それでも入場から三時間ほどで目当てにしていたアトラクション(特にミチが乗りたがっていたもの)のほとんどは消化し、三人は遊園地を順調に満喫していた。
「今日は来てよかったな」
「うん!」
ミチと正弘はそんな話しながら微笑みあった。
だが、昼過ぎに場内に響き渡ったアナウンスで、状況は一変した。
『ご来場中のお客様にお知らせいたします。
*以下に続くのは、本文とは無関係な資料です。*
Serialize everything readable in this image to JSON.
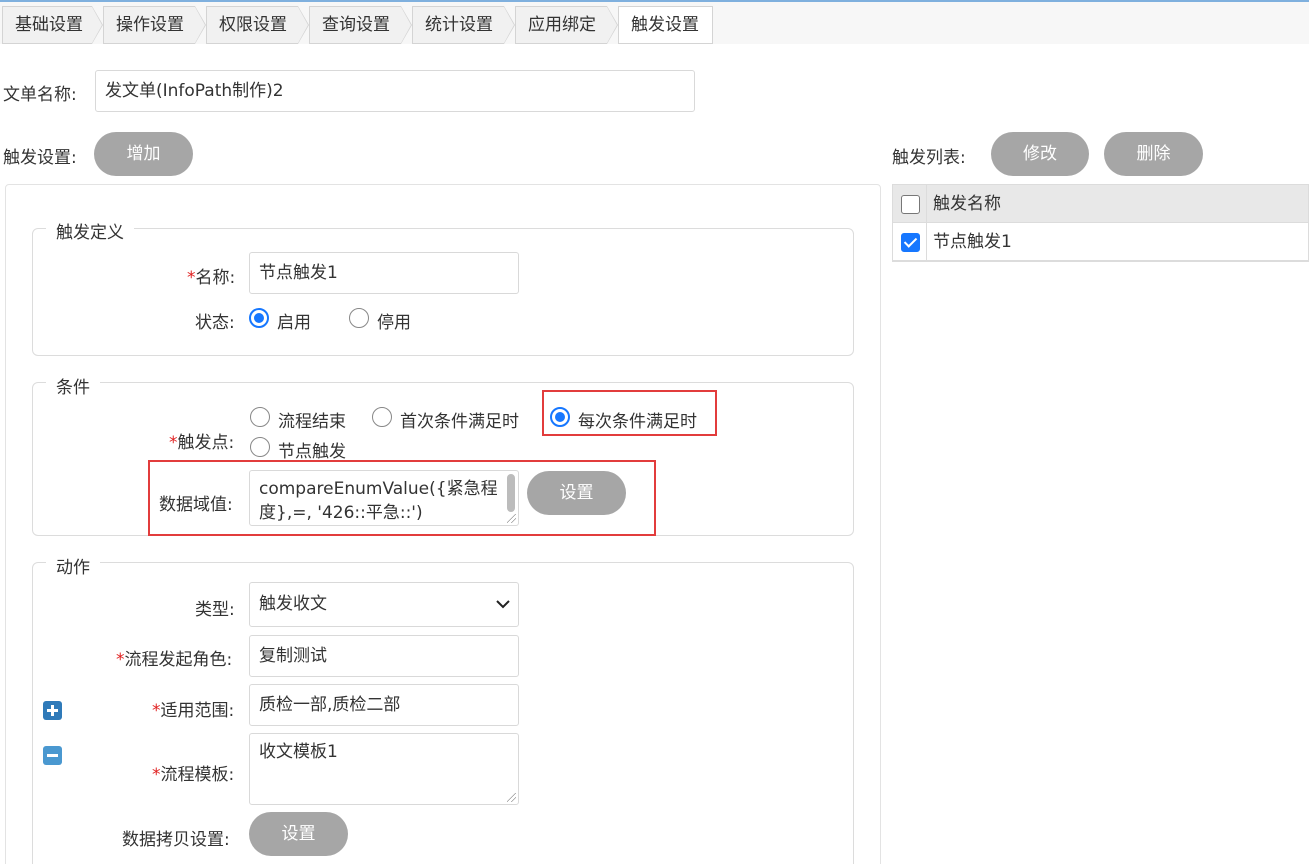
{
  "tabs": [
    {
      "label": "基础设置"
    },
    {
      "label": "操作设置"
    },
    {
      "label": "权限设置"
    },
    {
      "label": "查询设置"
    },
    {
      "label": "统计设置"
    },
    {
      "label": "应用绑定"
    },
    {
      "label": "触发设置"
    }
  ],
  "form_name": {
    "label": "文单名称:",
    "value": "发文单(InfoPath制作)2"
  },
  "trigger_settings": {
    "label": "触发设置:",
    "add_button": "增加"
  },
  "trigger_list": {
    "label": "触发列表:",
    "edit_button": "修改",
    "delete_button": "删除",
    "column_header": "触发名称",
    "rows": [
      {
        "name": "节点触发1",
        "checked": true
      }
    ]
  },
  "definition": {
    "legend": "触发定义",
    "name_label": "名称:",
    "name_value": "节点触发1",
    "status_label": "状态:",
    "status_options": [
      "启用",
      "停用"
    ],
    "status_selected": "启用"
  },
  "condition": {
    "legend": "条件",
    "trigger_point_label": "触发点:",
    "trigger_points": [
      "流程结束",
      "首次条件满足时",
      "每次条件满足时",
      "节点触发"
    ],
    "trigger_point_selected": "每次条件满足时",
    "data_value_label": "数据域值:",
    "data_value": "compareEnumValue({紧急程度},=, '426::平急::')",
    "set_button": "设置"
  },
  "action": {
    "legend": "动作",
    "type_label": "类型:",
    "type_value": "触发收文",
    "initiator_label": "流程发起角色:",
    "initiator_value": "复制测试",
    "scope_label": "适用范围:",
    "scope_value": "质检一部,质检二部",
    "template_label": "流程模板:",
    "template_value": "收文模板1",
    "copy_label": "数据拷贝设置:",
    "copy_button": "设置"
  },
  "colors": {
    "accent": "#1677ff",
    "highlight_border": "#e23c3c",
    "button_gray": "#a6a6a6"
  }
}
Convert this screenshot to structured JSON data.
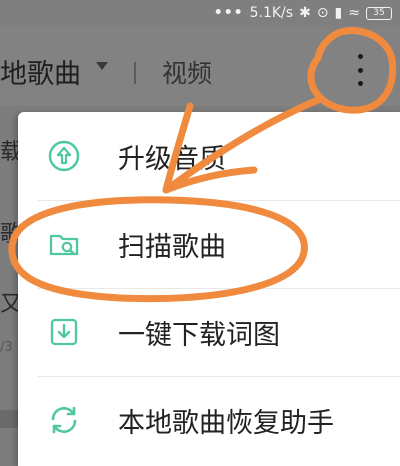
{
  "status_bar": {
    "speed": "5.1K/s",
    "battery": "35"
  },
  "header": {
    "title": "地歌曲",
    "video_tab": "视频"
  },
  "background": {
    "frag_1": "载",
    "frag_2": "歌",
    "frag_3": "又",
    "frag_4": "/3"
  },
  "menu": {
    "items": [
      {
        "label": "升级音质",
        "icon": "upgrade-quality-icon"
      },
      {
        "label": "扫描歌曲",
        "icon": "scan-folder-icon"
      },
      {
        "label": "一键下载词图",
        "icon": "download-icon"
      },
      {
        "label": "本地歌曲恢复助手",
        "icon": "restore-icon"
      }
    ]
  },
  "colors": {
    "accent": "#4fc7a0",
    "annotation": "#f08a3e",
    "dim_bg": "#7c7c7c"
  }
}
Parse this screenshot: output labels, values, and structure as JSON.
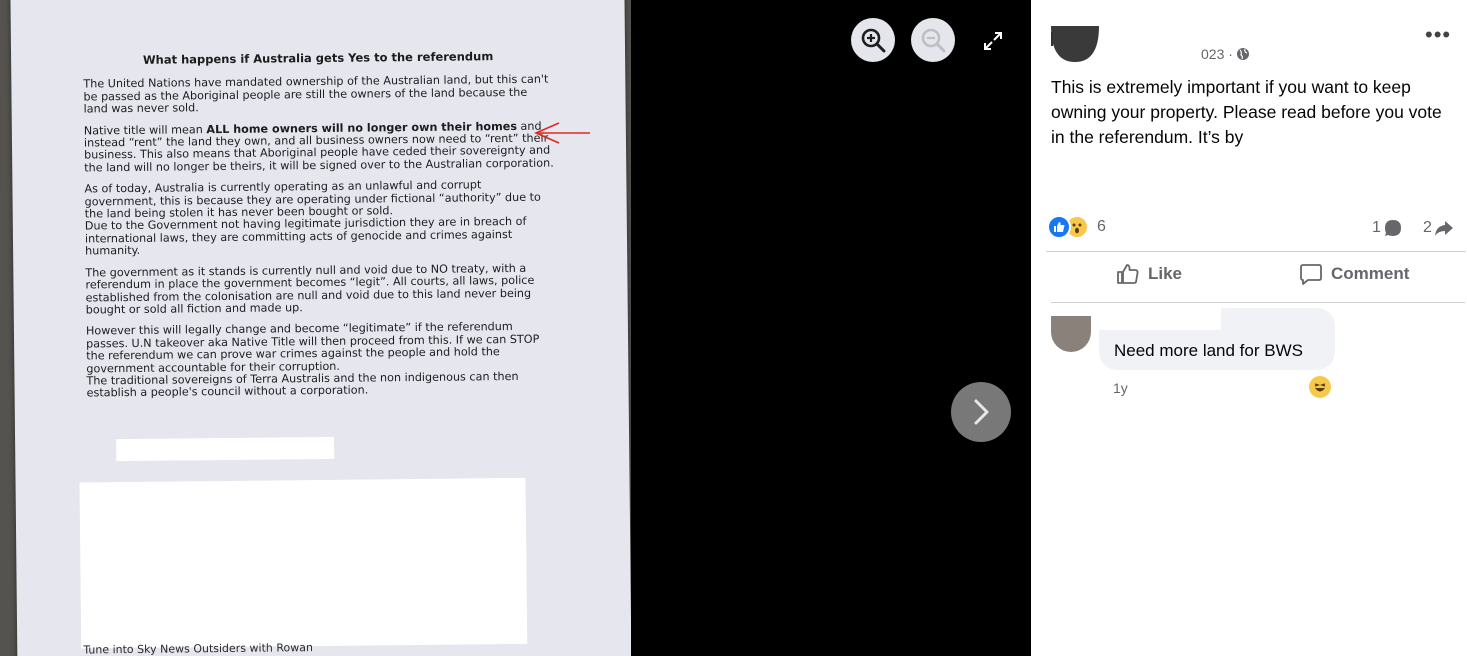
{
  "photo": {
    "title": "What happens if Australia gets Yes to the referendum",
    "paragraphs": [
      "The United Nations have mandated ownership of the Australian land, but this can't be passed as the Aboriginal people are still the owners of the land because the land was never sold.",
      "As of today, Australia is currently operating as an unlawful and corrupt government, this is because they are operating under fictional “authority” due to the land being stolen it has never been bought or sold.",
      "Due to the Government not having legitimate jurisdiction they are in breach of international laws, they are committing acts of genocide and crimes against humanity.",
      "The government as it stands is currently null and void due to NO treaty, with a referendum in place the government becomes “legit”. All courts, all laws, police established from the colonisation are null and void due to this land never being bought or sold all fiction and made up.",
      "However this will legally change and become “legitimate” if the referendum passes. U.N takeover aka Native Title will then proceed from this. If we can STOP the referendum we can prove war crimes against the people and hold the government accountable for their corruption.",
      "The traditional sovereigns of Terra Australis and the non indigenous can then establish a people's council without a corporation."
    ],
    "native_title": {
      "prefix": "Native title will mean ",
      "bold": "ALL home owners will no longer own their homes",
      "rest": " and instead “rent” the land they own, and all business owners now need to “rent” their business. This also means that Aboriginal people have ceded their sovereignty and the land will no longer be theirs, it will be signed over to the Australian corporation."
    },
    "footer_partial": "Tune into Sky News Outsiders with Rowan"
  },
  "viewer": {
    "zoom_in_icon": "zoom-in-icon",
    "zoom_out_icon": "zoom-out-icon",
    "fullscreen_icon": "expand-icon",
    "next_icon": "chevron-right-icon"
  },
  "post": {
    "date_partial": "023 ·",
    "text": "This is extremely important if you want to keep owning your property. Please read before you vote in the referendum. It’s by",
    "reaction_count": "6",
    "comment_count": "1",
    "share_count": "2",
    "like_label": "Like",
    "comment_label": "Comment"
  },
  "comment": {
    "text": "Need more land for BWS",
    "time": "1y"
  },
  "colors": {
    "accent": "#1877f2",
    "secondary_text": "#65676b",
    "bubble": "#f0f2f5",
    "arrow": "#e0281e"
  }
}
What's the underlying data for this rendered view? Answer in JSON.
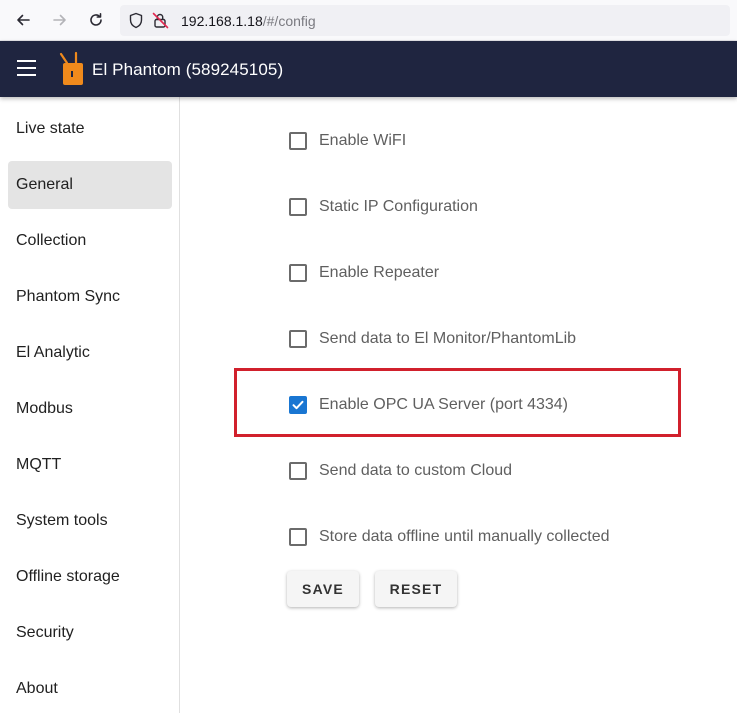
{
  "browser": {
    "url_host": "192.168.1.18",
    "url_path": "/#/config"
  },
  "header": {
    "title": "El Phantom (589245105)",
    "logo_color": "#f08a1c",
    "bar_color": "#1f2540"
  },
  "sidebar": {
    "items": [
      {
        "label": "Live state",
        "active": false
      },
      {
        "label": "General",
        "active": true
      },
      {
        "label": "Collection",
        "active": false
      },
      {
        "label": "Phantom Sync",
        "active": false
      },
      {
        "label": "El Analytic",
        "active": false
      },
      {
        "label": "Modbus",
        "active": false
      },
      {
        "label": "MQTT",
        "active": false
      },
      {
        "label": "System tools",
        "active": false
      },
      {
        "label": "Offline storage",
        "active": false
      },
      {
        "label": "Security",
        "active": false
      },
      {
        "label": "About",
        "active": false
      }
    ]
  },
  "options": [
    {
      "label": "Enable WiFI",
      "checked": false
    },
    {
      "label": "Static IP Configuration",
      "checked": false
    },
    {
      "label": "Enable Repeater",
      "checked": false
    },
    {
      "label": "Send data to El Monitor/PhantomLib",
      "checked": false
    },
    {
      "label": "Enable OPC UA Server (port 4334)",
      "checked": true
    },
    {
      "label": "Send data to custom Cloud",
      "checked": false
    },
    {
      "label": "Store data offline until manually collected",
      "checked": false
    }
  ],
  "actions": {
    "save_label": "SAVE",
    "reset_label": "RESET"
  },
  "colors": {
    "checkbox_checked": "#1976d2",
    "highlight_border": "#d1202c"
  }
}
ただいま、園内にてトラブルが発生し、入場ゲートを一時閉鎖させていただいております――』
最初は喧騒にまぎれていたそれに耳を傾け、立ち止まる客が次第に増えていく。
「なんだか、変なことになっているみたいだな」
正弘はハルに言った。
「まあ、まだ帰る予定ではなかったし、いいんじゃない?」
楽観的なハルはミチに抱きついていた。
そして、そのままの体勢で顔を覗き込むようにしながら
「そろそろ、お昼にしようか」
「えぇー?」
入場前とは打って変わって、ミチは不機嫌そうに頬を膨らませていた。
「もう帰らないと」
「え?」
ハルは目をしばたかせた。
――あれだけ楽しみにしていたのに、自分の目当てのアトラクションに乗り終わったらこれだよ。
正弘は苦笑いした。
「帰りたいー」
ミチが眉間にしわを寄せ、両腕を振りまわす。
ハルが微笑を浮かべながらミチの顔を覗き込む。
「じゃあ、ミチの好きなカレーを食べようか。それから、ほかのアトラクションも見てみよう? ね?」
「むー」
いつもなら“カレー”と聞いた瞬間、条件反射的に表情を明るくするミチがむすっ、としたままだった。
「どうしたの? カレー食べたくないの?」
ハルの問いかけに、
ミチは仏頂面で、空を指差した。